Little Red Riding Hood

Film Review by Dean Duncan May 29, 2015

Two ways to elaborate these little archetypal fables? One is to try to make them convincing, to have them correspond in some way to actual realities. That seems difficult and perilous. I can think of examples, but you’ll angrily disagree, and then we may co-identify any number of dubious attempts.

Here we see the second way, which is to ham it up and wink a lot. Whether the perpetrators are aware of it or not, this kind of flavourful performances may derive all the way from Greek New Comedy, or the Commedia dell’arte. To wink is to fracture, or to be post-modern. Except that Cervantes did it too. Maybe the roots don’t matter so much, at least in this context. The basic thing is that you’re present, aware, contributing, expanding. That’s what the Theatre for Young Audiences movement is for, what it is. And it’s all over the best children’s media productions too.

Anyway, and all that being said, some of these performances are a hoot. John Vernon, Frances Bay’s hilarious granny, and Malcolm McDowell’s positively bone-cracking malice as he essays the part of the wolf. He and Steenburgen were married at the time, weren’t they? Yikes! Or, good luck to all of us.

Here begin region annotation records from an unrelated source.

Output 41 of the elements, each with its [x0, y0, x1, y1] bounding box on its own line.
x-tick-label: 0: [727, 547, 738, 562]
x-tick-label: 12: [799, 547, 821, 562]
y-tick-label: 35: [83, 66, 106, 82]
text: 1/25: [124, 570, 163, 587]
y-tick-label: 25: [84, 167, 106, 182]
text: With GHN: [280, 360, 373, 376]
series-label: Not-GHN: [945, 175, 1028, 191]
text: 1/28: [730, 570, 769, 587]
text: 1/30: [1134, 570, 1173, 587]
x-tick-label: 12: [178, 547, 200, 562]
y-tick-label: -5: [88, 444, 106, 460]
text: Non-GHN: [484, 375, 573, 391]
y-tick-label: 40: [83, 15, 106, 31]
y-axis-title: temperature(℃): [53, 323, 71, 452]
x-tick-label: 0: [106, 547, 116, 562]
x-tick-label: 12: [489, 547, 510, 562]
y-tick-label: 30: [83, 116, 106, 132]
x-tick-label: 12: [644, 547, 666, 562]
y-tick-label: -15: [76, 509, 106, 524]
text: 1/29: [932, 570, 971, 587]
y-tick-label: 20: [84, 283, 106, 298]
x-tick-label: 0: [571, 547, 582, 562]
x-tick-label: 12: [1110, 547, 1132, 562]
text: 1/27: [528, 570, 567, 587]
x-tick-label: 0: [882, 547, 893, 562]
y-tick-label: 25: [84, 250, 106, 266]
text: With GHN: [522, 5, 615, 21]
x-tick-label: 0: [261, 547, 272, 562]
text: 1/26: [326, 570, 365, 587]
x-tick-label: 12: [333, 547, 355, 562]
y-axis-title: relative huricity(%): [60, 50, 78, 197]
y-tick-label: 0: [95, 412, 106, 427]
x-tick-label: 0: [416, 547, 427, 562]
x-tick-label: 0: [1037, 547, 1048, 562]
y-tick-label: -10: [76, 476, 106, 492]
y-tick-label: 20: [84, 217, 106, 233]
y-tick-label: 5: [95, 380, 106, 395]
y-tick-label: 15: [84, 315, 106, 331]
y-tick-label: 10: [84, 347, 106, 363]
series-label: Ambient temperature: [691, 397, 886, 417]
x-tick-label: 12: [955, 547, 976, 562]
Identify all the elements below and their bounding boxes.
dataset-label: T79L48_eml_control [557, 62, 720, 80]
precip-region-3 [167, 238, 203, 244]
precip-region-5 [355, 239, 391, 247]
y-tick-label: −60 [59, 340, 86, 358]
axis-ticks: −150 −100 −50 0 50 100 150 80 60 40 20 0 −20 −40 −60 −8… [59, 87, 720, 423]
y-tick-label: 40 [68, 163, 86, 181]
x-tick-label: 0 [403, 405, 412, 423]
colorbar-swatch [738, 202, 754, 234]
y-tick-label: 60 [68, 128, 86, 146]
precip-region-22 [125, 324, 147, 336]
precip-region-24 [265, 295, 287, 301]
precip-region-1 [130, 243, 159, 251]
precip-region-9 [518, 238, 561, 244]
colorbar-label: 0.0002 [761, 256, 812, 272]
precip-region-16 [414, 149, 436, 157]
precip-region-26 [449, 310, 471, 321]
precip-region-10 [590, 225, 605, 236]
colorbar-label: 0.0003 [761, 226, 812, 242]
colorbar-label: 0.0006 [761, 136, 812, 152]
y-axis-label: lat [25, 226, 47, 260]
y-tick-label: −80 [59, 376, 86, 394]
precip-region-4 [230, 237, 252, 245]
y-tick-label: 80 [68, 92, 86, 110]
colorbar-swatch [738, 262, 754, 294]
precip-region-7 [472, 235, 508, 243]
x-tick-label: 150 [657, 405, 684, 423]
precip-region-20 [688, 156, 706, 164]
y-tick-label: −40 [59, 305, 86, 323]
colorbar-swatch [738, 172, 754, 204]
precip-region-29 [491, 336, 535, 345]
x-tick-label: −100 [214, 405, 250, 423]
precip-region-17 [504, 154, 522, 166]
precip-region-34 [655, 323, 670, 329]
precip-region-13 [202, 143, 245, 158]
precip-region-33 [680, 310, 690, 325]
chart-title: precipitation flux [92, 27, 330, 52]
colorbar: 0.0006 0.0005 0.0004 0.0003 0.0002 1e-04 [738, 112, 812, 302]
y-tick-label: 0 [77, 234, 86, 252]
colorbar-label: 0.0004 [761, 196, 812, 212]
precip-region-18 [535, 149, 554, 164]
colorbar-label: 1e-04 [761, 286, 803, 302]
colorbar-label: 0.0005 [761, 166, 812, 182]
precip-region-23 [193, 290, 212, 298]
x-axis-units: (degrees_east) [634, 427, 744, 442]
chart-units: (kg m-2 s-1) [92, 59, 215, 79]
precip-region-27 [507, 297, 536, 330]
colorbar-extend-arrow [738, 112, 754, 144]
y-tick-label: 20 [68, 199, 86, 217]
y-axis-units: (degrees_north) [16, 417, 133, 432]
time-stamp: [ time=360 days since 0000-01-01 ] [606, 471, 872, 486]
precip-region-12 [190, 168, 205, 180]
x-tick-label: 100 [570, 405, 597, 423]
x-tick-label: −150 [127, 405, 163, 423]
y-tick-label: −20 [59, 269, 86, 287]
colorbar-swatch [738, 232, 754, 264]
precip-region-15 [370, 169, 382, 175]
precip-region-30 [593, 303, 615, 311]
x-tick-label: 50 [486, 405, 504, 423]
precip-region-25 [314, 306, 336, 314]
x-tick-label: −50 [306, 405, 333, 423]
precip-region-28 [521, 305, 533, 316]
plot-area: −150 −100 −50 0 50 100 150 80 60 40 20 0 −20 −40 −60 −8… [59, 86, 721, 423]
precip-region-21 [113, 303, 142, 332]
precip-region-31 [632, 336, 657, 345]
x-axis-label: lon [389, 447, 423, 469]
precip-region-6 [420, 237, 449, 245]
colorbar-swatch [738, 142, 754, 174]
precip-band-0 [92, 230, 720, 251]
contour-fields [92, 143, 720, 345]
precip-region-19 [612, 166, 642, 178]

True to Duvall’s take on Rapunzel (Paul Zelinsky’s beautiful rendering reflects it as well), this version of LRRH touches fairly substantially (though not exclusively) on the story’s sexual parallels, or underpinnings. Note the wolf’s rather shocking comments after eating the eponymous heroine. There’s another angle, lurking down there. It’s spectacularly addressed and articulated in Stephen Sondheim’s “I Know Things Now,” from Into the Woods. The standard tales as standardly told are full of warnings about the dire results of dalliance. But that’s not all there is to it, is there? At some point, kids will want to have sex. And after that they’ll probably, eventually, have it. That’s what fairy tales are about! Or a lot of them anyway. As mentioned in a previous posts, some huffing moralists won’t necessarily like these programs. Right they are. So is this: parents produce, care for, love, nurture and, eventually, just end up getting in the way of their flowering offspring.